Moderate Alcohol Consumption May
Decrease Risk of Dementia
A study suggests that both excessive consumption of alcohol and total abstinence contribute to a person’s risk of developing dementia later in life
Dementia is group of brain disorders which affect a person’s mental cognitive tasks like memory, performance, concentration, communication abilities, perception and reasoning. Alzheimer’s disease is the most common type of dementia usually affecting people who are over 65 years of age. It is a progressive condition which gets worse with time and age affecting memory, thoughts and language and unfortunately there is currently no cure for Alzheimer’s disease. It is important to understand the risk factors of dementia, i.e. what makes someone more likely to exhibit dementia as they grow old. The risk of developing Alzheimer's is thought to be dependent on a multitude of factors including heart condition, diabetes, stroke, high blood pressure and high cholesterol.
In an elaborate study published in British Medical Journal, researchers from France and UK tracked more than 9000 British civil servants for an average period of 23 years started way back in 1983. When the study was initiated the ages of participants was between 35 and 55 years. Researchers recorded hospital records, mortality registers and access to mental health services to assess participant’s dementia status. Along with this, they also recorded each participant’s total alcohol consumption at weekly intervals using specifically designed questionnaires. A “moderate” consumption of alcohol was defined as 1 to 14 “units” of alcohol per week. One unit was equal to 10 millilitres. This is the first and only study to conduct a randomized controlled trial -considered as gold standard in medicine - for an extended period of time to analyse the correlation between alcohol and risk of dementia.

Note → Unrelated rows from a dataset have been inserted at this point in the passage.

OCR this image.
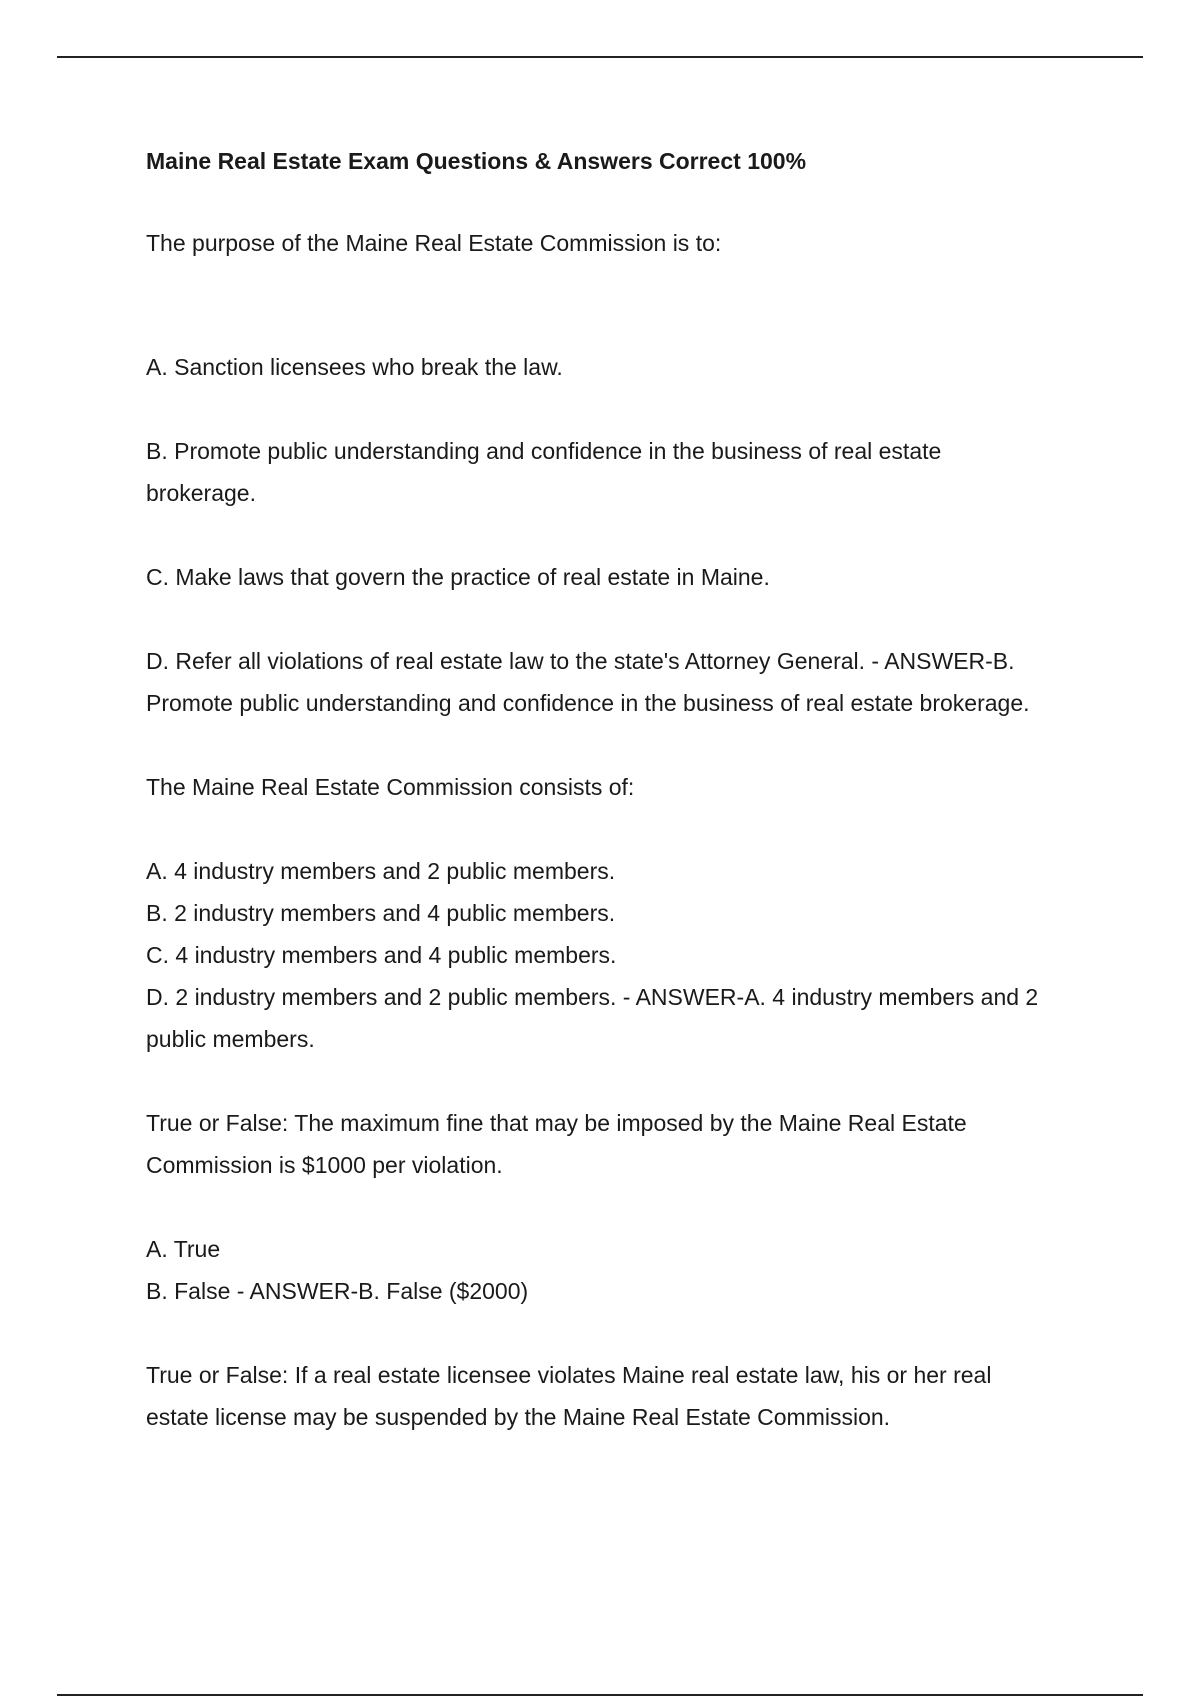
Maine Real Estate Exam Questions & Answers Correct 100%

The purpose of the Maine Real Estate Commission is to:

A. Sanction licensees who break the law.

B. Promote public understanding and confidence in the business of real estate brokerage.

C. Make laws that govern the practice of real estate in Maine.

D. Refer all violations of real estate law to the state's Attorney General. - ANSWER-B. Promote public understanding and confidence in the business of real estate brokerage.

The Maine Real Estate Commission consists of:

A. 4 industry members and 2 public members.

B. 2 industry members and 4 public members.

C. 4 industry members and 4 public members.

D. 2 industry members and 2 public members. - ANSWER-A. 4 industry members and 2 public members.

True or False: The maximum fine that may be imposed by the Maine Real Estate Commission is $1000 per violation.

A. True

B. False - ANSWER-B. False ($2000)

True or False: If a real estate licensee violates Maine real estate law, his or her real estate license may be suspended by the Maine Real Estate Commission.
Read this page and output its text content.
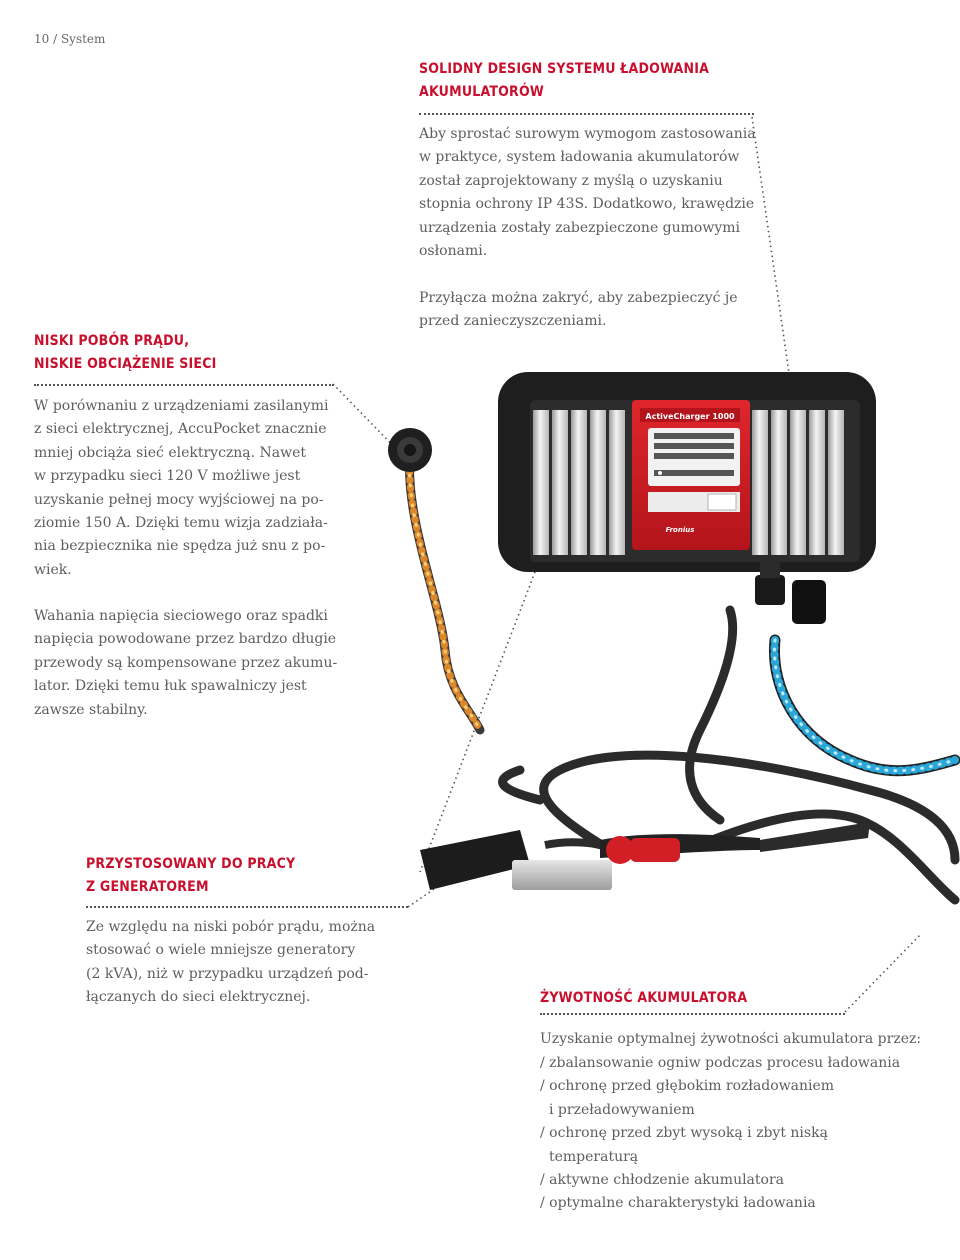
10 / System
ActiveCharger 1000
Fronius
SOLIDNY DESIGN SYSTEMU ŁADOWANIA
AKUMULATORÓW

Aby sprostać surowym wymogom zastosowania
w praktyce, system ładowania akumulatorów
został zaprojektowany z myślą o uzyskaniu
stopnia ochrony IP 43S. Dodatkowo, krawędzie
urządzenia zostały zabezpieczone gumowymi
osłonami.

Przyłącza można zakryć, aby zabezpieczyć je
przed zanieczyszczeniami.

NISKI POBÓR PRĄDU,
NISKIE OBCIĄŻENIE SIECI

W porównaniu z urządzeniami zasilanymi
z sieci elektrycznej, AccuPocket znacznie
mniej obciąża sieć elektryczną. Nawet
w przypadku sieci 120 V możliwe jest
uzyskanie pełnej mocy wyjściowej na po-
ziomie 150 A. Dzięki temu wizja zadziała-
nia bezpiecznika nie spędza już snu z po-
wiek.

Wahania napięcia sieciowego oraz spadki
napięcia powodowane przez bardzo długie
przewody są kompensowane przez akumu-
lator. Dzięki temu łuk spawalniczy jest
zawsze stabilny.

PRZYSTOSOWANY DO PRACY
Z GENERATOREM

Ze względu na niski pobór prądu, można
stosować o wiele mniejsze generatory
(2 kVA), niż w przypadku urządzeń pod-
łączanych do sieci elektrycznej.	ŻYWOTNOŚĆ AKUMULATORA

Uzyskanie optymalnej żywotności akumulatora przez:

/ zbalansowanie ogniw podczas procesu ładowania
/ ochronę przed głębokim rozładowaniem
i przeładowywaniem
/ ochronę przed zbyt wysoką i zbyt niską
temperaturą
/ aktywne chłodzenie akumulatora
/ optymalne charakterystyki ładowania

Results showed that those participants who drank more than 14 units of alcohol per week, risk of dementia increases as the number of alcohol units consumed increases. Each increase of seven-unit-a-week in consumption was associated with 17 percent increase in risk of dementia. And if the consumption was further increased leading to hospitalization, dementia risk shot up to 400 percent. To the author’s astonishment, alcohol abstinence was also associated with 50 percent more risk of developing dementia compared to moderate drinkers. So, both heavy drinkers and abstainers showed increased risk even after setting up controls for age, gender and social and economic factors. This result again emphasizes on a “J-shaped” curve showing correlation between alcohol and dementia risk with moderate drinkers having lowest risk. Moderate alcohol consumption has also been correlated with other better health outcomes including decreased risk of cardiovascular disease, breast cancer etc.
This result is definitely unexpected and very interesting but what are the implications of it. High alcohol consumption can definitely be decreased by a person but does this study absolutely suggest that moderate alcohol consumption is a necessity? Or did some other factors apart from abstinence contribute to increased risk in alcohol abstainers? This is complex discussion and a variety of medical aspects needs to be consulted before arriving at a generalized conclusion. For example, factors like high blood pressure or heart attack might have led to increased risk in abstainers. Perhaps a variety of factors contribute to dementia risk.
One drawback of this study was reliance on self-reported alcohol consumption because it is clear that people tend to under-report given such circumstances. All participants were all civil servants so finding a generalization is difficult or a separate study needs to be conducted which considers socioeconomic factors. Most participants were already in midlife when the study was initiated, therefore, alcohol consumption pattern in early adulthood is completely ignored here. Authors state that their study is mainly observational and no direct conclusion can be made until its scope is expanded.
This work again puts emphasis on midlife risk factors. Changes in someone’s brain are believed to start more than two decades before anyone displays any symptoms (example, of dementia). More importance needs to be given to midlife and lifestyle risk factors which can easily be modified right from midlife. Such risk factors are weight, blood sugar levels and cardiovascular health. A person can certainly alter their risk of developing dementia later in life by making suitable changes in midlife. Giving all credit to alcohol consumption for affecting an aging brain would be perhaps gimmicky as more research is needed in examining the brain directly to further our understanding of neurological disorders.